The teaching for the module has been interactive, insightful and – dare I say it – genuinely a lot of fun. When learning a new language, especially one making use of an alternate alphabet to one’s mother tongue, you really need a teacher with a deft take on making things memorable. We are indeed fortunate to have found one. Lessons often take a practical approach, activities and language games make this module into an encouraging environment to learn, where the whiteboard is not the be-all and end-all. It is also the first time in my life where being left-handed is a genuine advantage!
Dr.
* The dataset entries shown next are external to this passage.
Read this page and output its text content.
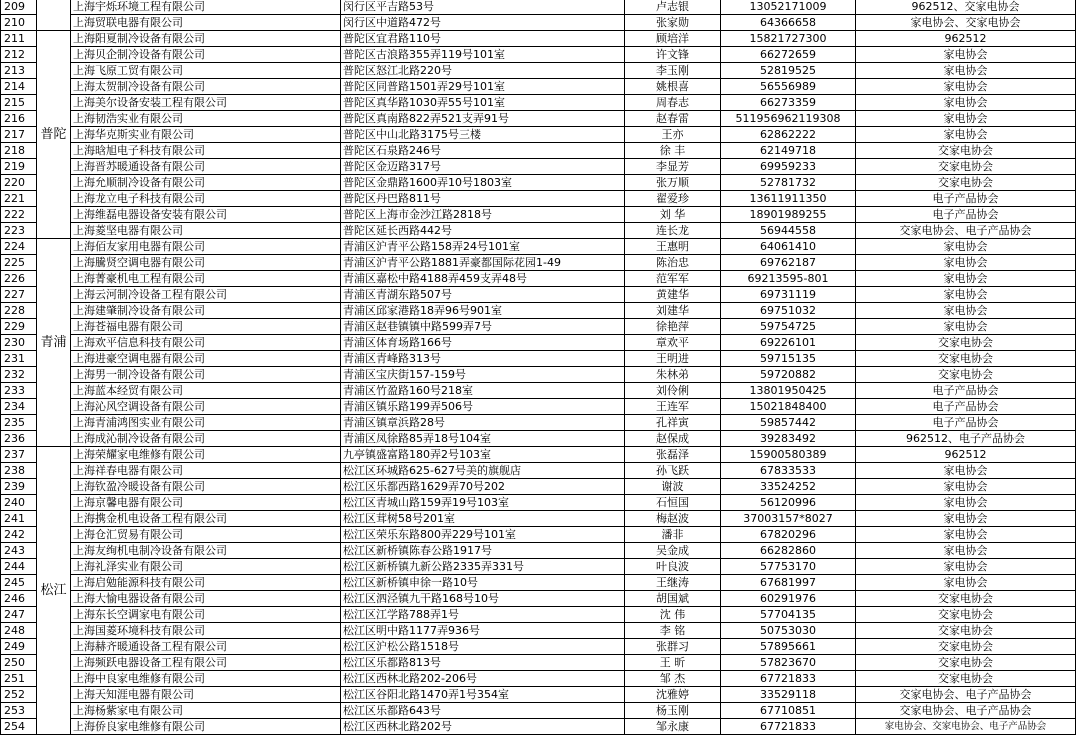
209		上海宇烁环境工程有限公司	闵行区平吉路53号	卢志银	13052171009	962512、交家电协会
210		上海贸联电器有限公司	闵行区中道路472号	张家勋	64366658	家电协会、交家电协会
211	普陀	上海阳夏制冷设备有限公司	普陀区宜君路110号	顾培洋	15821727300	962512
212		上海贝企制冷设备有限公司	普陀区古浪路355弄119号101室	许文锋	66272659	家电协会
213		上海飞原工贸有限公司	普陀区怒江北路220号	李玉刚	52819525	家电协会
214		上海太贺制冷设备有限公司	普陀区同普路1501弄29号101室	姚根喜	56556989	家电协会
215		上海美尔设备安装工程有限公司	普陀区真华路1030弄55号101室	周春志	66273359	家电协会
216		上海韧浩实业有限公司	普陀区真南路822弄521支弄91号	赵春雷	511956962119308	家电协会
217		上海华克斯实业有限公司	普陀区中山北路3175号三楼	王亦	62862222	家电协会
218		上海晗旭电子科技有限公司	普陀区石泉路246号	徐 丰	62149718	交家电协会
219		上海晋苏暖通设备有限公司	普陀区金迈路317号	李显芳	69959233	交家电协会
220		上海允顺制冷设备有限公司	普陀区金鼎路1600弄10号1803室	张万顺	52781732	交家电协会
221		上海龙立电子科技有限公司	普陀区丹巴路811号	翟爱珍	13611911350	电子产品协会
222		上海维磊电器设备安装有限公司	普陀区上海市金沙江路2818号	刘 华	18901989255	电子产品协会
223		上海菱坚电器有限公司	普陀区延长西路442号	连长龙	56944558	交家电协会、电子产品协会
224	青浦	上海佰友家用电器有限公司	青浦区沪青平公路158弄24号101室	王惠明	64061410	家电协会
225		上海騰贤空调电器有限公司	青浦区沪青平公路1881弄豪都国际花园1-49	陈治忠	69762187	家电协会
226		上海菁豪机电工程有限公司	青浦区嘉松中路4188弄459支弄48号	范军军	69213595-801	家电协会
227		上海云河制冷设备工程有限公司	青浦区青湖东路507号	黄建华	69731119	家电协会
228		上海建肇制冷设备有限公司	青浦区邱家港路18弄96号901室	刘建华	69751032	家电协会
229		上海苍福电器有限公司	青浦区赵巷镇镇中路599弄7号	徐艳萍	59754725	家电协会
230		上海欢平信息科技有限公司	青浦区体育场路166号	章欢平	69226101	交家电协会
231		上海进豪空调电器有限公司	青浦区青峰路313号	王明进	59715135	交家电协会
232		上海男一制冷设备有限公司	青浦区宝庆街157-159号	朱林弟	59720882	交家电协会
233		上海蓝本经贸有限公司	青浦区竹盈路160号218室	刘伶俐	13801950425	电子产品协会
234		上海沁风空调设备有限公司	青浦区镇乐路199弄506号	王连军	15021848400	电子产品协会
235		上海青浦鸿图实业有限公司	青浦区镇章浜路28号	孔祥寅	59857442	电子产品协会
236		上海成沁制冷设备有限公司	青浦区凤徐路85弄18号104室	赵保成	39283492	962512、电子产品协会
237	松江	上海荣耀家电维修有限公司	九亭镇盛富路180弄2号103室	张磊泽	15900580389	962512
238		上海祥春电器有限公司	松江区环城路625-627号美的旗舰店	孙飞跃	67833533	家电协会
239		上海钦盈冷暖设备有限公司	松江区乐都西路1629弄70号202	谢波	33524252	家电协会
240		上海京馨电器有限公司	松江区青城山路159弄19号103室	石恒国	56120996	家电协会
241		上海携金机电设备工程有限公司	松江区茸树58号201室	梅赵波	37003157*8027	家电协会
242		上海仓汇贸易有限公司	松江区荣乐东路800弄229号101室	潘非	67820296	家电协会
243		上海友绚机电制冷设备有限公司	松江区新桥镇陈春公路1917号	吴金成	66282860	家电协会
244		上海礼泽实业有限公司	松江区新桥镇九新公路2335弄331号	叶良波	57753170	家电协会
245		上海启勉能源科技有限公司	松江区新桥镇申徐一路10号	王继涛	67681997	家电协会
246		上海大愉电器设备有限公司	松江区泗泾镇九干路168号10号	胡国斌	60291976	交家电协会
247		上海东长空调家电有限公司	松江区江学路788弄1号	沈 伟	57704135	交家电协会
248		上海国菱环境科技有限公司	松江区明中路1177弄936号	李 铭	50753030	交家电协会
249		上海赫齐暖通设备工程有限公司	松江区沪松公路1518号	张群习	57895661	交家电协会
250		上海频跃电器设备工程有限公司	松江区乐都路813号	王 昕	57823670	交家电协会
251		上海中良家电维修有限公司	松江区西林北路202-206号	邹 杰	67721833	交家电协会
252		上海天知涯电器有限公司	松江区谷阳北路1470弄1号354室	沈雅婷	33529118	交家电协会、电子产品协会
253		上海杨紫家电有限公司	松江区乐都路643号	杨玉刚	67710851	交家电协会、电子产品协会
254		上海侨良家电维修有限公司	松江区西林北路202号	邹永康	67721833	家电协会、交家电协会、电子产品协会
Mahpeykar is also knowledgeable on different iterations on the language, which is especially helpful for someone like me who is predominantly interested in medieval Iran. However, the course has attracted students from many different historical backgrounds, and you can just as easily find modern and ancient history students amongst the medieval mix. Many of us are looking to simply broaden our historical horizons, but there is a sense of practical application within the lessons; some are looking to use the support provided by Dr Mahpeykar to potentially inform their postgraduate decisions. I hope to eventually complete a PhD myself, and I cannot deny the allure of medieval and early modern Iran which this module has come to foster in me.
This opportunity has been made available to us due to the generous contributions of CeSMA and the University of Birmingham. I cannot stress enough how profoundly reassuring it is to not only be able to pursue these interests in a political climate which denigrates expenditures in the Arts and Humanities, but also to have such interests taken into consideration and acted upon by the staff of my department. I speak for all the students of the module when I say متشکرم! (Thank you!)

 

Dr Narges Mahpeykar, Instructor of Persian level 1:

(MahpeykN@adf.bham.ac.uk)

This spring I had the pleasure to teach Persian at University of Birmingham. I had a wonderful experience teaching students from different language backgrounds and with profound interests in Persian history and culture. The students’ enthusiasm and desire to learn the language despite having other academic commitments was very rewarding. I am truly glad to have been part of this experience!

This module will run as a for-credit option in History from the next academic year. Last semester, it was non-credit option while running as a pilot. The positive reviews and active participation by the students certainly proves that the pilot has succeeded and we look forward to expanding this further.